The points on the quadratic function
`y=x^(2)-3x` are :

`(0,0)`,
`(2,-2)` and
`(-1,4)`

Explanation:

We have the following quadratic function :

`y=x^(2)-3x`

If we want to see if a particular point is on the quadratic function we need to replace each pair
`(x,y)` in the quadratic function expression and check the equality.

For example :

We have the following point :
`(x,y)=(1,2)`

If we replace by
`x=1` and
`y=2` in the quadratic function :

`y=x^(2)-3x`

`2=1^(2)-3(1)`

`2=1-3`

`2=-2`

The final expression is false, therefore the point
`(1,2)` is not on the quadratic function.

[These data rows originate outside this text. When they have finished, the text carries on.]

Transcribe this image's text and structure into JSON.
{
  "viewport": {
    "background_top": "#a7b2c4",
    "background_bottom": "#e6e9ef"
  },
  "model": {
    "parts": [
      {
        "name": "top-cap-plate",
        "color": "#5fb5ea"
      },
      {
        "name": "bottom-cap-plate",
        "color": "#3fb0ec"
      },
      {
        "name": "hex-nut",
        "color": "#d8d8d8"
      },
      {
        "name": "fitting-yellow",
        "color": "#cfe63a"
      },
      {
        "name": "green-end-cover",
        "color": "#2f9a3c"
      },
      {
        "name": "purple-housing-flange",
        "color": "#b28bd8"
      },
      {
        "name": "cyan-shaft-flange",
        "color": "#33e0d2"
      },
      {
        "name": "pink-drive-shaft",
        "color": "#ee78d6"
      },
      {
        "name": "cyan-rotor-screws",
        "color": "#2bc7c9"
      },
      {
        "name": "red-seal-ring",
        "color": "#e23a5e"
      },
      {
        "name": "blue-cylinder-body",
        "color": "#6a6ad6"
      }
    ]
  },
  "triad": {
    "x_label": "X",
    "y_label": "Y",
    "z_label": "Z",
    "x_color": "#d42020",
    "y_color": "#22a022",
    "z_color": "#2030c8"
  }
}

Now let's work with the points we were given.

The first point is
`(0,3)` ⇒ If we replace in the quadratic function :

`y=x^(2)-3x`

`3=0^(2)-3(0)`

`3=0`

We conclude that the point
`(0,3)` is not in the quadratic function.

The second point is
`(0,0)`

`y=x^(2)-3x`

`0=0^(2)-3(0)`

`0=0`

This point is on the quadratic function.

The third point is
`(2,-2)`

If we replace in the quadratic function :

`y=x^(2)-3x`

`-2=(2)^(2)-3(2)`

`-2=4-6`

`-2=-2`

The point
`(2,-2)` is on the quadratic function.

The fourth point is
`(-1,4)`

`y=x^(2)-3x`

`4=(-1)^(2)-3(-1)`

`4=1+3`

`4=4`

Therefore the point
`(-1,4)` is on the quadratic function.

Finally, we have the point
`(-3,15)`

If we replace in the quadratic function :

`y=x^(2)-3x`

`15=(-3)^(2)-3(-3)`

`15=9+9`

`15=18`

This point is not on the quadratic function.

We conclude that the points
`(0,0),(2,-2)` and
`(-1,4)` are on the quadratic function
`y=x^(2)-3x`